Want speed? Go for for with formUnion(_:). Want speed and FP? Go for reduce(into:) with formUnion(_:). The struckthrough statement is only applicable in Debug mode. In Release mode, with high optimisation settings, the differences become less pronounced.
A small doubt with x2: reduce (still learning it), has an accumulating parameter (in out), so with union would a new set be created for every iteration as opposed to x3 which would mutate the set everytime ?
reduce(into:)'s initialResult ($0 in the closure) refers to the "same" Set<Int> each time. (Technically it's a bit more complicated.) Using union(_:) here will probably be slower as you're creating a new Set<Int> for each iteration. You'll also have to rewrite the closure as { $0 = $0.union($1 ?? []) }.
In reduce(_:)'s closure you return a new Set<Int> every time. formUnion(_:) will not work here as $0 is immutable.
import XCTest
@testable import SetUnion
final class SetUnionTests: XCTestCase {
let a1: [Set<Int>?] = [[1, 2], [2, 3], nil]
let n = 100000
func testX1 () {
self.measure {
for _ in 1...self.n {
_ = Set(self.a1.flatMap { $0 ?? [] })
}
}
}
...
Can we be sure that the optimizer (of a future Swift version) won't remove this for-in loop by dead code elimination?

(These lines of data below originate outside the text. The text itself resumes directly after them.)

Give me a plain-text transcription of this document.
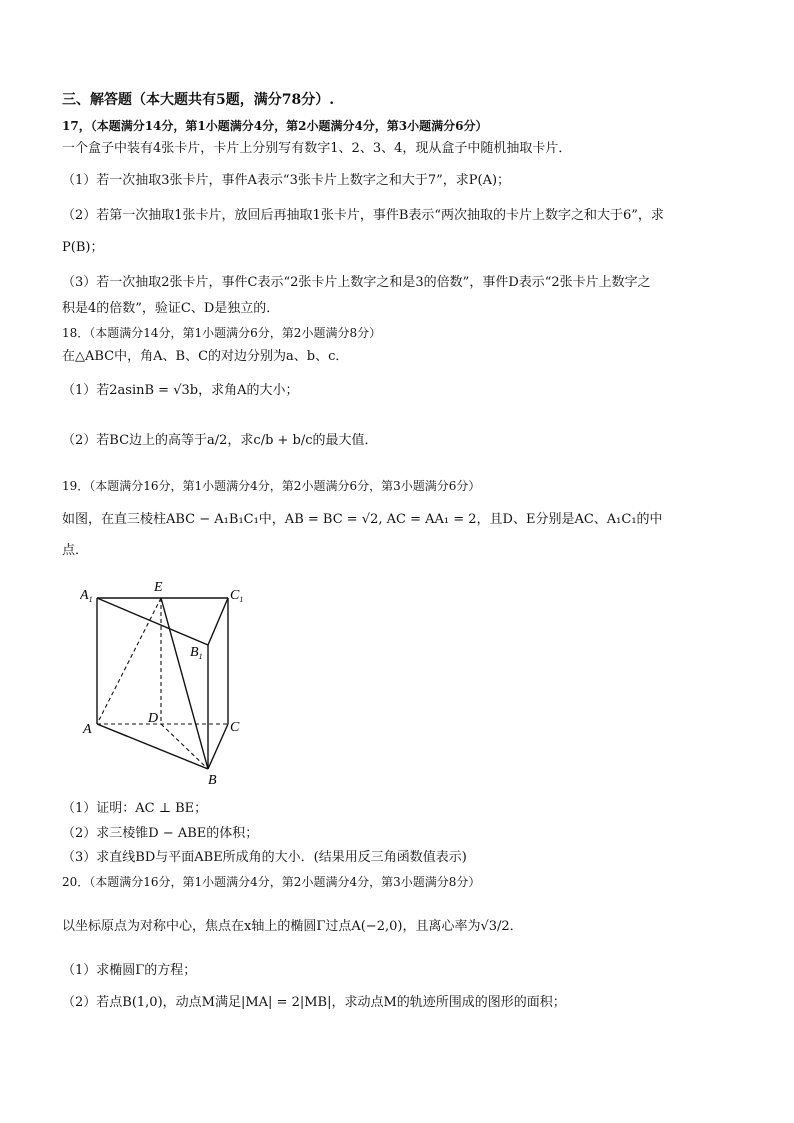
三、解答题（本大题共有5题，满分78分）.
17，（本题满分14分，第1小题满分4分，第2小题满分4分，第3小题满分6分）
一个盒子中装有4张卡片，卡片上分别写有数字1、2、3、4，现从盒子中随机抽取卡片．
（1）若一次抽取3张卡片，事件A表示“3张卡片上数字之和大于7”，求P(A)；
（2）若第一次抽取1张卡片，放回后再抽取1张卡片，事件B表示“两次抽取的卡片上数字之和大于6”，求
P(B)；
（3）若一次抽取2张卡片，事件C表示“2张卡片上数字之和是3的倍数”，事件D表示“2张卡片上数字之
积是4的倍数”，验证C、D是独立的．
18．（本题满分14分，第1小题满分6分，第2小题满分8分）
在△ABC中，角A、B、C的对边分别为a、b、c．
（1）若2asinB = √3b，求角A的大小；
（2）若BC边上的高等于a/2，求c/b + b/c的最大值．
19．（本题满分16分，第1小题满分4分，第2小题满分6分，第3小题满分6分）
如图，在直三棱柱ABC − A₁B₁C₁中，AB = BC = √2, AC = AA₁ = 2，且D、E分别是AC、A₁C₁的中
点．
$A_1$
E
$C_1$
$B_1$
A
D
C
B
（1）证明：AC ⊥ BE；
（2）求三棱锥D − ABE的体积；
（3）求直线BD与平面ABE所成角的大小．(结果用反三角函数值表示)
20．（本题满分16分，第1小题满分4分，第2小题满分4分，第3小题满分8分）
以坐标原点为对称中心，焦点在x轴上的椭圆Γ过点A(−2,0)，且离心率为√3/2．
（1）求椭圆Γ的方程；
（2）若点B(1,0)，动点M满足|MA| = 2|MB|，求动点M的轨迹所围成的图形的面积；
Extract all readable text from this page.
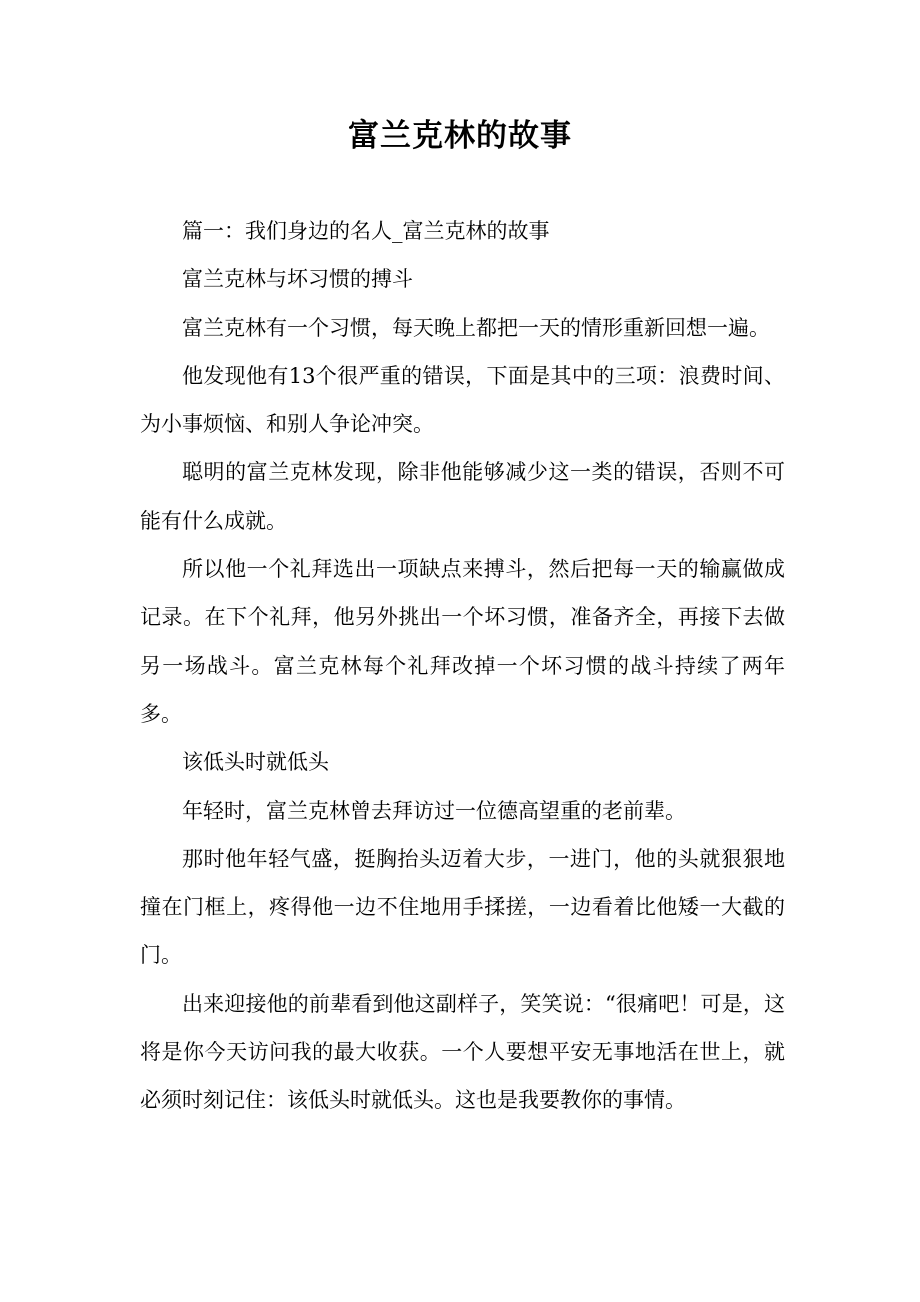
富兰克林的故事

篇一：我们身边的名人_富兰克林的故事

富兰克林与坏习惯的搏斗

富兰克林有一个习惯，每天晚上都把一天的情形重新回想一遍。

他发现他有13个很严重的错误，下面是其中的三项：浪费时间、为小事烦恼、和别人争论冲突。

聪明的富兰克林发现，除非他能够减少这一类的错误，否则不可能有什么成就。

所以他一个礼拜选出一项缺点来搏斗，然后把每一天的输赢做成记录。在下个礼拜，他另外挑出一个坏习惯，准备齐全，再接下去做另一场战斗。富兰克林每个礼拜改掉一个坏习惯的战斗持续了两年多。

该低头时就低头

年轻时，富兰克林曾去拜访过一位德高望重的老前辈。

那时他年轻气盛，挺胸抬头迈着大步，一进门，他的头就狠狠地撞在门框上，疼得他一边不住地用手揉搓，一边看着比他矮一大截的门。

出来迎接他的前辈看到他这副样子，笑笑说：“很痛吧！可是，这将是你今天访问我的最大收获。一个人要想平安无事地活在世上，就必须时刻记住：该低头时就低头。这也是我要教你的事情。
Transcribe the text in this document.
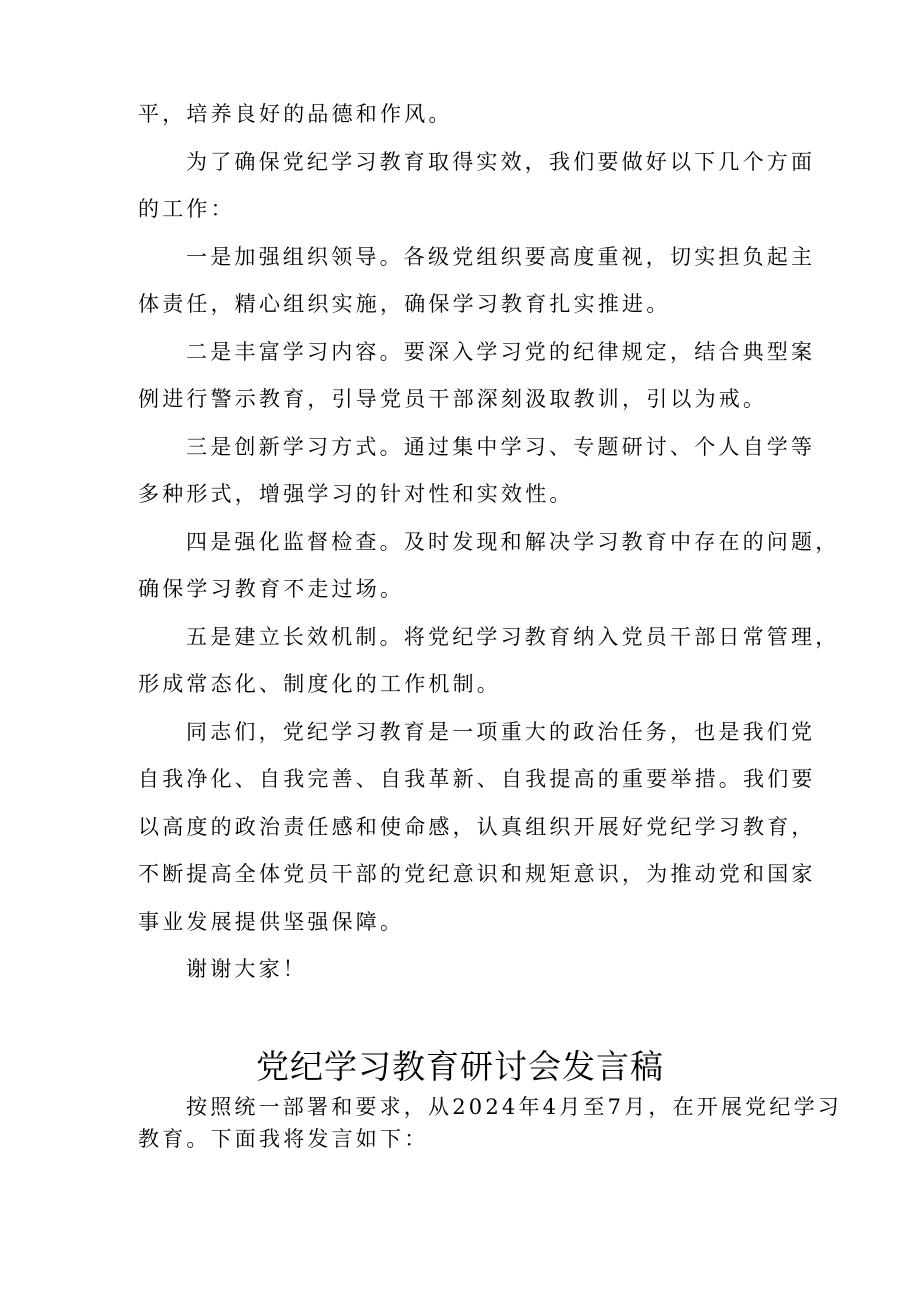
平，培养良好的品德和作风。
为了确保党纪学习教育取得实效，我们要做好以下几个方面
的工作：
一是加强组织领导。各级党组织要高度重视，切实担负起主
体责任，精心组织实施，确保学习教育扎实推进。
二是丰富学习内容。要深入学习党的纪律规定，结合典型案
例进行警示教育，引导党员干部深刻汲取教训，引以为戒。
三是创新学习方式。通过集中学习、专题研讨、个人自学等
多种形式，增强学习的针对性和实效性。
四是强化监督检查。及时发现和解决学习教育中存在的问题，
确保学习教育不走过场。
五是建立长效机制。将党纪学习教育纳入党员干部日常管理，
形成常态化、制度化的工作机制。
同志们，党纪学习教育是一项重大的政治任务，也是我们党
自我净化、自我完善、自我革新、自我提高的重要举措。我们要
以高度的政治责任感和使命感，认真组织开展好党纪学习教育，
不断提高全体党员干部的党纪意识和规矩意识，为推动党和国家
事业发展提供坚强保障。
谢谢大家！
党纪学习教育研讨会发言稿
按照统一部署和要求，从2024年4月至7月，在开展党纪学习
教育。下面我将发言如下：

I ran your SetUnionTests.swift (the gist of the above link) on my
MacBook Pro (Retina, 15-inch, Late 2013), 2 GHz Intel Core i7
in Xcode 9.4, default toolchain, Test Scheme Build Configuration set to Release
Here are the test results I got compared to yours (along with times relative to x1):
// +------------------------------------+------------------------------------+
// | My Results | Your Results |
// +------------------------------------+------------------------------------+
// | x1: 0.097 s 0.097 / 0.097 = 1.00 | x1: 0.694 s 0.694 / 0.694 = 1.00 |
// | x2: 0.108 s 0.097 / 0.108 = 0.89 | x2: 0.360 s 0.694 / 0.360 = 1.93 |
// | x3: 0.075 s 0.097 / 0.075 = 1.29 | x3: 0.327 s 0.694 / 0.327 = 2.12 |
// | x4: 0.068 s 0.097 / 0.068 = 1.43 | x4: 0.296 s 0.694 / 0.296 = 2.34 |
// | x5: 0.073 s 0.097 / 0.073 = 1.33 | x5: 0.344 s 0.694 / 0.344 = 2.02 |
// +------------------------------------+------------------------------------+
// (x6: 0.247 s <-- I added Adrian Zubarev's snippet as testX6, apparantly
// lazy is slow for this particular piece of code & context.)
//
// +------------------------------+
// | So, my test results are this |
// | many times faster than yours |
// +------------------------------+
// | x1: 0.694 / 0.096 = 7.2 |
// | x2: 0.360 / 0.108 = 3.3 |
// | x3: 0.327 / 0.075 = 4.4 |
// | x4: 0.296 / 0.068 = 4.4 |
// | x5: 0.344 / 0.073 = 4.7 |
// +------------------------------+
As I find it hard to believe that your machine and/or Xcode version compiles and/or runs these tests between 3.3 and 7.2 slower than on my MBP late 2013, 2 GHz i7 with Xcode 9.4, my guess is that, unless I'm missing something here, you ran the test in Debug. : )
You're right! I ran the tests in Debug mode on a 17-inch Late 2011 MacBook Pro with a 2.4 GHz Intel Core i7, being held together by duct tape (don't ask), in Xcode Version 10.0 beta (10L176w).
Here are my results using Release (-Os):
x1: 0.131 s x2: 0.117 s x3: 0.120 s x4: 0.120 s x5: 0.121 s x6: 0.193 s
Thanks @DevAndArtist, looks like so many possibilities.
Just curious, since there is a dot operator and functions are chained together, would that mean there would be 1 scan to remove nil (compact) and 1 more scan to flatten it (flatMap) ?
Note: My knowledge is very limited, so I could be completely wrong.
No. The .lazy means the method chain should produce instances conforming to LazySequenceProtocol that wrap each other and fuse into a single pass over the a1. This happens inside the Set.init in this case.
Well, it is one of the three fastest ones. x3, x4 and x5 are about the same (around 0.07 s in a release build on my machine), they are faster than x1, x2 and x6. But as demonstrated here, the optimizability is highly context dependent, in ways that makes it very hard, if not impossible, to build an intuition for performance in current Swift.